I am keenly aware that I will probably never be perfect. I am fairly certain that I am not going to be an underwear model anytime soon (hold on to that visual image…). Chances are I am never going to be famous. I might even turn out to be a bald old man some day. I’m trying to be good with that.

As I have often said on this blog, the opposite of poor self-esteem is not good self-esteem. The opposite of poor self-esteem is self-acceptance. Learning to like and appreciate who you are is perhaps the meaning of life or at least the beginning of wisdom. There is nothing you can do about your shape, beyond cosmetic changes. Most of you are going to gradually lose the fight with gravity, the older you get. You may never be rich or famous or popular.

Are you ever going to be ok with that?

There is no magic formula for poor self-esteem. There is no way you can suddenly think you are awesome when you have spent a lifetime loathing who you are. Healing begins with putting away the microscope and the unrealistic expectations. You don’t need to pretend you are something you can never be. Making peace with your shortcomings has nothing to do with thinking you are beautiful or perfect or brilliant. It has everything to do with putting down your weapons of self-destruction and refusing to let yourself fixate on what is missing. Like most things in life it’s about changing how you think, not how you look.

 

In Defence Of Whining

Women: We don’t snore, we don’t perspire, and we don’t pass wind. If we didn’t bitch, we’d explode!  Kathleen Madigan

If it wasn’t for whining I probably wouldn’t have a job.

No one likes a whiner, so they say. This is a truism that is, not surprisingly, often true. Going around in life complaining about everything from the weather to your lot in life is a great way to die alone.

There is a time and a place for everything (I am cliché guy today, apparently). We have been taught, however, that repressing your feelings is also not helpful and there are actual psychological disorders for people who cannot, or will not, deal with their feelings. Whining has a cathartic effect for the same reason talk therapy works. I don’t really know the logistics of how it works, but it does. I’ve seen it thousands of times.

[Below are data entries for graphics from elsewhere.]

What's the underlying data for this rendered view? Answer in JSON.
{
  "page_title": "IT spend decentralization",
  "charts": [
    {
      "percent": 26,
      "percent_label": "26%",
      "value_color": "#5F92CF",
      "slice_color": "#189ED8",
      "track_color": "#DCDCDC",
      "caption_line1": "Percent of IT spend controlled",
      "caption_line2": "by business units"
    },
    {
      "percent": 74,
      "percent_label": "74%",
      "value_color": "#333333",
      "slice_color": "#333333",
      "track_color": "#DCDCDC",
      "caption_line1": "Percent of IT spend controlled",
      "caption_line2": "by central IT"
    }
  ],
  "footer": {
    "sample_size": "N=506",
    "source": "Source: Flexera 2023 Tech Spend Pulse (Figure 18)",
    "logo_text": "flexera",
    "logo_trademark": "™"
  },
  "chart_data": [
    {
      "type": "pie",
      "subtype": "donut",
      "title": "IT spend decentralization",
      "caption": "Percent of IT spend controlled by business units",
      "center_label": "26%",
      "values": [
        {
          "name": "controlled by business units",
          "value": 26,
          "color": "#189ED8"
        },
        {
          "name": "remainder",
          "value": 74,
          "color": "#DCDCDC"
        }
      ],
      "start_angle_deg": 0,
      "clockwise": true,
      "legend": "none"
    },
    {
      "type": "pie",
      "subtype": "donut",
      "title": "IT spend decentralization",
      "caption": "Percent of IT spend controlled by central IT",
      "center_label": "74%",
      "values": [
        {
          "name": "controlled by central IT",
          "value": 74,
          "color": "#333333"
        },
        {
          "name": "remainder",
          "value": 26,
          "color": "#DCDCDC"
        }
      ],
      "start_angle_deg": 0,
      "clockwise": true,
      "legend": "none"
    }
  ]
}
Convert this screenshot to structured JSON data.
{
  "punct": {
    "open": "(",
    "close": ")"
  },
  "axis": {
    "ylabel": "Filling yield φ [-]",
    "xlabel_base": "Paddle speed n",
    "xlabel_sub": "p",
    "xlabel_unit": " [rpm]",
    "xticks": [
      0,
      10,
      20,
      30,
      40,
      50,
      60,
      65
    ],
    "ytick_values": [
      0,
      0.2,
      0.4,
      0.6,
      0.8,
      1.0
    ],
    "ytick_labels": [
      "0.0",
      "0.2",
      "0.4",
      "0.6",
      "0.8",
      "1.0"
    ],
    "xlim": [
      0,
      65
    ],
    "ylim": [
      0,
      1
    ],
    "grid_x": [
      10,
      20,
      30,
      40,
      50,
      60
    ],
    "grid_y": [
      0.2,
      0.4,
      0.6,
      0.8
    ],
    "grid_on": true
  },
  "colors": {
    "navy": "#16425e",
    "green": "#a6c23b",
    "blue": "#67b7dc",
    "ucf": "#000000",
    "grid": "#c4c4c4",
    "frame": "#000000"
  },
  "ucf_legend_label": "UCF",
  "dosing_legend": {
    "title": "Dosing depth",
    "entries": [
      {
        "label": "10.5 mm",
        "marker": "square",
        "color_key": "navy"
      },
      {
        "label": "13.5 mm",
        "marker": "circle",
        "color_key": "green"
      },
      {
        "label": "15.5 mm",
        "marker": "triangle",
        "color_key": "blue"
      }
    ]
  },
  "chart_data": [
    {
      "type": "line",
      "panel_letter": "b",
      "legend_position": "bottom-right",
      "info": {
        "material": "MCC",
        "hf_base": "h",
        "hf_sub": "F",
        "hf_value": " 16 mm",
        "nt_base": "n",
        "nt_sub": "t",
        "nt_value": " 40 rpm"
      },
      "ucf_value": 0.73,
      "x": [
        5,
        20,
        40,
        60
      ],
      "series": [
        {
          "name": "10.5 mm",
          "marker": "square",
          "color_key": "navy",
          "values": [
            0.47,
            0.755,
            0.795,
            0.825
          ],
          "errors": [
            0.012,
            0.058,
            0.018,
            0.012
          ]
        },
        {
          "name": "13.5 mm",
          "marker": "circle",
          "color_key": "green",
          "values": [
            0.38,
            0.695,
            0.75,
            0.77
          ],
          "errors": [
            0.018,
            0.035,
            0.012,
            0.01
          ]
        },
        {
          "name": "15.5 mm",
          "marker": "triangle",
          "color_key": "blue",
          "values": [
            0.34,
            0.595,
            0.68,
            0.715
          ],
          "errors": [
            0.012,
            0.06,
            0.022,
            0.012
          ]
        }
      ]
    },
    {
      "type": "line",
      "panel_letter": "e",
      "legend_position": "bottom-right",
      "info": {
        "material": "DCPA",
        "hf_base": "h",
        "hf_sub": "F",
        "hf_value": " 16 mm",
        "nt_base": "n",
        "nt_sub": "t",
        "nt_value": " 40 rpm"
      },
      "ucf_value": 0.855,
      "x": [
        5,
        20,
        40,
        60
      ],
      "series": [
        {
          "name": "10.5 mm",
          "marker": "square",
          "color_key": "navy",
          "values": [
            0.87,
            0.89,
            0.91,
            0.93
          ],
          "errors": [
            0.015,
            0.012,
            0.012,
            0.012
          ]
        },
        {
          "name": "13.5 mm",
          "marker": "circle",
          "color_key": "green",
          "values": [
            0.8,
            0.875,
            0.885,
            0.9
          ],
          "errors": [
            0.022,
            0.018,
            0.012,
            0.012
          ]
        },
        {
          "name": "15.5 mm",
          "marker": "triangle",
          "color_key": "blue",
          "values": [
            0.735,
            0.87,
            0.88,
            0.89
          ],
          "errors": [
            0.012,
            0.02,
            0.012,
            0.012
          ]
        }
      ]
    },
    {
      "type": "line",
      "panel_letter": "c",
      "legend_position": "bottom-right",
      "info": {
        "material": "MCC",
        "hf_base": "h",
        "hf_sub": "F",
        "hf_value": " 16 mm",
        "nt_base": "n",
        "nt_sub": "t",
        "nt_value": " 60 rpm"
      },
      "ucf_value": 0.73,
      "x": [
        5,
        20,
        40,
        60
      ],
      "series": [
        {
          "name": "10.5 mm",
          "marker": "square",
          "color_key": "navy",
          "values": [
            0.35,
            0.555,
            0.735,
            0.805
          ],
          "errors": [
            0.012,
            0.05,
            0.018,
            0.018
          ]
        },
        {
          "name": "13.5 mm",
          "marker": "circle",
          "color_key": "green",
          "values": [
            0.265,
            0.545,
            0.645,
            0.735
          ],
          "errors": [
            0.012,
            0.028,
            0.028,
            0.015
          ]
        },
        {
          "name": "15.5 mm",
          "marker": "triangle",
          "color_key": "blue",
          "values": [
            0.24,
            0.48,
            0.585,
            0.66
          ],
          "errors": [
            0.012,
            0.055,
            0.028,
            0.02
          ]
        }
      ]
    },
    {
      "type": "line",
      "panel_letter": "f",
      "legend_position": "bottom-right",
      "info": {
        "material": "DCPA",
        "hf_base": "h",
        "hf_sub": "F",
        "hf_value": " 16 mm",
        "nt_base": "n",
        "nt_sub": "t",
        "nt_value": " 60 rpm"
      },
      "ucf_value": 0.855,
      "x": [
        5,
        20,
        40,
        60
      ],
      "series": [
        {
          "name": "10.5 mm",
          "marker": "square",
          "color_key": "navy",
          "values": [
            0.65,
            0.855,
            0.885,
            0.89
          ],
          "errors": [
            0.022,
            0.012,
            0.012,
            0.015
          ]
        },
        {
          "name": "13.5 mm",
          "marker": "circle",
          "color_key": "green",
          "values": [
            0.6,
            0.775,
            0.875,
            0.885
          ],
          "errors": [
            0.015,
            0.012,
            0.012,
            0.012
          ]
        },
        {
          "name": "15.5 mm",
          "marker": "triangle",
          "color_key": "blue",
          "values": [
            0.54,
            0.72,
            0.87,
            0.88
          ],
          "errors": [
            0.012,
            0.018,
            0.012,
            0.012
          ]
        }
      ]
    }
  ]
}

As you have no doubt discovered by now, I am not really talking about whining. I needed a cool tagline that would entice you to read this far and hyperbole helps clarify and get us thinking. “Whining” is considered a character flaw. The problem is that we have a tendency to label any honest complaint, any legitimate need to unpack, as whining. As children we are forced to “keep our opinions to ourself”. We are taught from early childhood, “If you don’t have anything to say, don’t say anything at all.” Again, true… sort of. As we grow we devalue our feelings, minimize our issues, and stuff our pain and frustration down.

“There is always someone who has it worse than you!”. Who cares! Sometimes that isn’t very helpful. Of course some people are dying, losing someone, battling stuff I can’t even imagine. I get that. The problem is, again, that this doesn’t make me feel any better. It minimizes my pain, your pain. It is a critical statement that puts us in our place at the expense of our heart and mental health. It is a reminder that you are weak, or pathetic, or self-indulgent.

So feel sorry for yourself if you want to – but give yourself a time limit. Let those bad feeling flow, but not for an entire day or even an hour. For some reason this actually can help, when done honestly and with a measure of restraint. Don’t stay there, however. Maybe you need to talk to someone, someone who is not your best friend who loves you, but lacks objectivity. Perhaps that friend is just what you need and I am wrong. Whatever you do, do something.

Just keep moving, you whiner (kidding).